Minimax and Bayes Optimal Best-arm Identification: Adaptive Experimental Design for Treatment Choice
This study investigates adaptive experimental design for treatment choice, also known as fixed-budget best-arm identification. We consider an adaptive procedure consisting of a treatment-allocation phase followed by a treatment-choice phase, and we design an adaptive experiment for this setup to efficiently identify the best treatment arm, defined as the one with the highest expected outcome. In our designed experiment, the treatment-allocation phase consists of two stages.
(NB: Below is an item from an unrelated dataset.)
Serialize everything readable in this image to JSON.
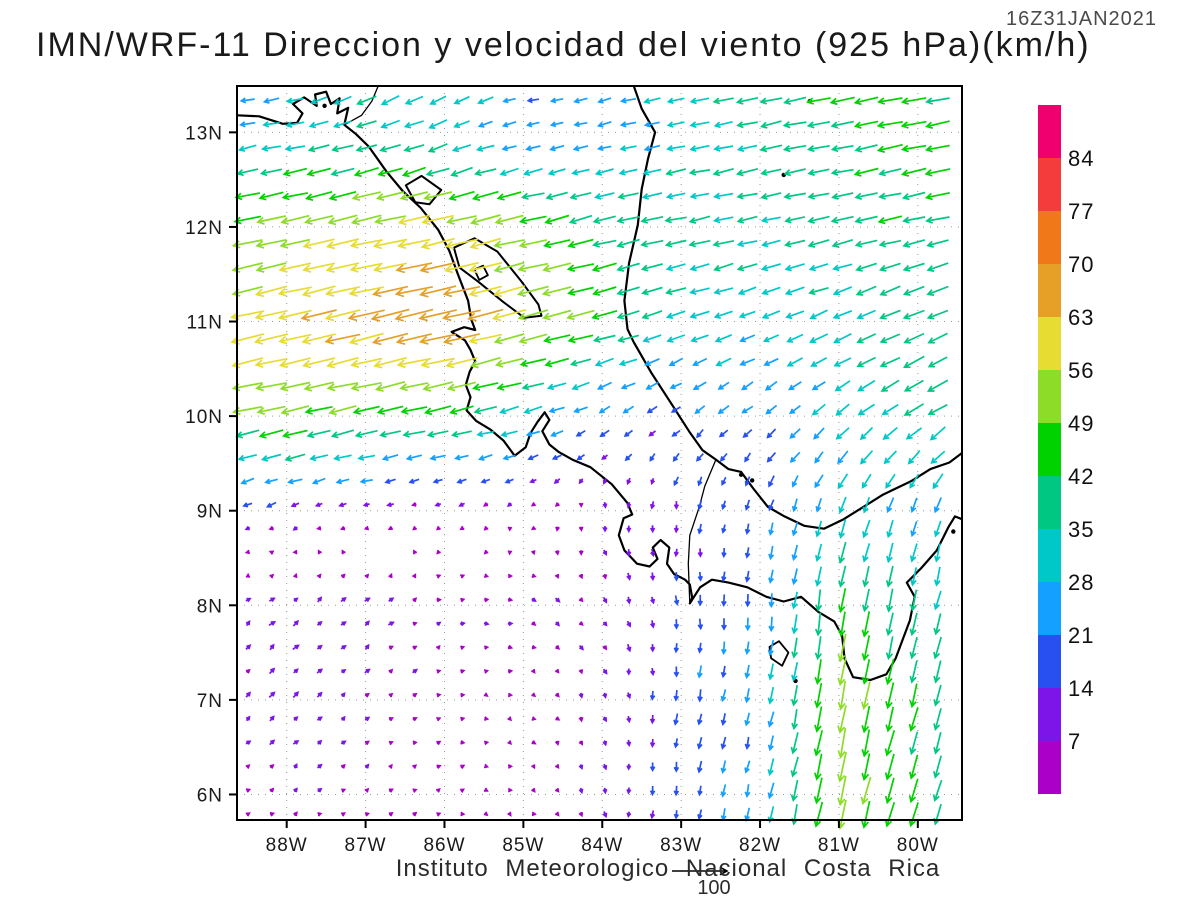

The first stage is a pilot phase, where we allocate each treatment arm uniformly with equal proportions to eliminate clearly suboptimal arms and estimate outcome variances. In the second stage, we allocate treatment arms in proportion to the variances estimated in the first stage. After the treatment-allocation phase, the procedure enters the treatment-choice phase, where we choose the treatment arm with the highest sample mean as our estimate of the best treatment arm. We prove that this single design is simultaneously asymptotically minimax and Bayes optimal for the simple regret, with upper bounds that match our lower bounds up to exact constants. Therefore, our designed experiment achieves the sharp efficiency limits without requiring separate tuning for minimax and Bayesian objectives.